Les films historiques traitant d'un sujet brûlant donnent généralement matière à se méfier, et souvent à raison. Si, effectivement, formellement le film est assez plat, avec même quelques pointes de mélo appuyées par une musique un peu trop présente, et des dialogues romantiques faibles mais heureusement peu présents, force est quand même de reconnaître que le film tient largement ses promesses, principalement grâce à la bonne tête d'aryen de l'acteur principal, archétype du juriste prêt à faire respecter la loi envers et contre tout.

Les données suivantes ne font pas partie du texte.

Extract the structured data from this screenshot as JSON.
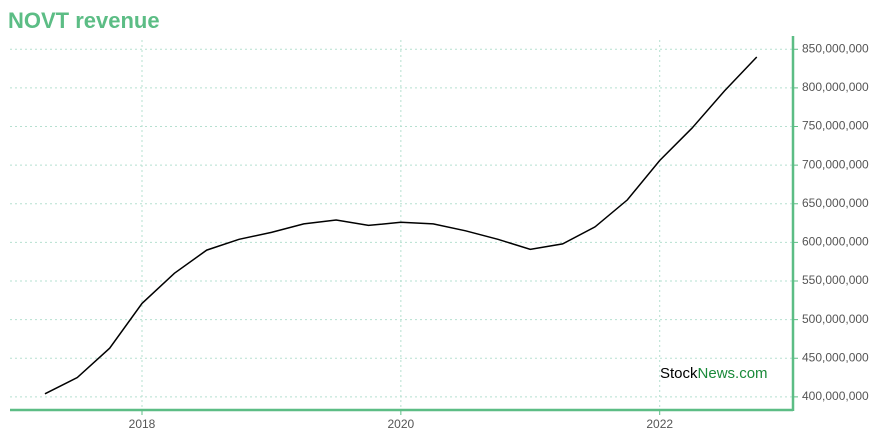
{
  "chart_data": {
    "type": "line",
    "title": "NOVT revenue",
    "x": [
      2017.25,
      2017.5,
      2017.75,
      2018.0,
      2018.25,
      2018.5,
      2018.75,
      2019.0,
      2019.25,
      2019.5,
      2019.75,
      2020.0,
      2020.25,
      2020.5,
      2020.75,
      2021.0,
      2021.25,
      2021.5,
      2021.75,
      2022.0,
      2022.25,
      2022.5,
      2022.75
    ],
    "series": [
      {
        "name": "NOVT revenue",
        "color": "#000000",
        "values": [
          404000000,
          425000000,
          463000000,
          521000000,
          560000000,
          590000000,
          604000000,
          613000000,
          624000000,
          629000000,
          622000000,
          626000000,
          624000000,
          615000000,
          604000000,
          591000000,
          598000000,
          620000000,
          655000000,
          706000000,
          748000000,
          796000000,
          840000000
        ]
      }
    ],
    "xlim": [
      2016.98,
      2023.03
    ],
    "xticks": [
      2018,
      2020,
      2022
    ],
    "ylim": [
      383000000,
      862000000
    ],
    "yticks": [
      {
        "value": 400000000,
        "label": "400,000,000"
      },
      {
        "value": 450000000,
        "label": "450,000,000"
      },
      {
        "value": 500000000,
        "label": "500,000,000"
      },
      {
        "value": 550000000,
        "label": "550,000,000"
      },
      {
        "value": 600000000,
        "label": "600,000,000"
      },
      {
        "value": 650000000,
        "label": "650,000,000"
      },
      {
        "value": 700000000,
        "label": "700,000,000"
      },
      {
        "value": 750000000,
        "label": "750,000,000"
      },
      {
        "value": 800000000,
        "label": "800,000,000"
      },
      {
        "value": 850000000,
        "label": "850,000,000"
      }
    ],
    "grid": true,
    "axis_color": "#5cbd85",
    "watermark": {
      "part1": "Stock",
      "part2": "News.com"
    }
  }
}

Sauf que ce qui est intéressant ici, et qui fait que les deux heures passent très bien, c'est que c'est l'Allemagne entière qui se juge pour ses crimes. Du coup, on ne peut que se demander si ce juriste qui a décidé de juger les 8000 SS de Auschwitz n'est juste pas un homme en quête d'une vengeance absurde, persuadé de son innocence et de sa supériorité morale, contre de soi-disant monstres. Si le film parvient à porter assez loin cette réflexion, il faut quand même admettre que la fin est loin d'être satisfaisante, se contentant des classiques lettres blanches sur fond noir nous disant gentiment le résultat du film, écrites de manière un peu trop orientées.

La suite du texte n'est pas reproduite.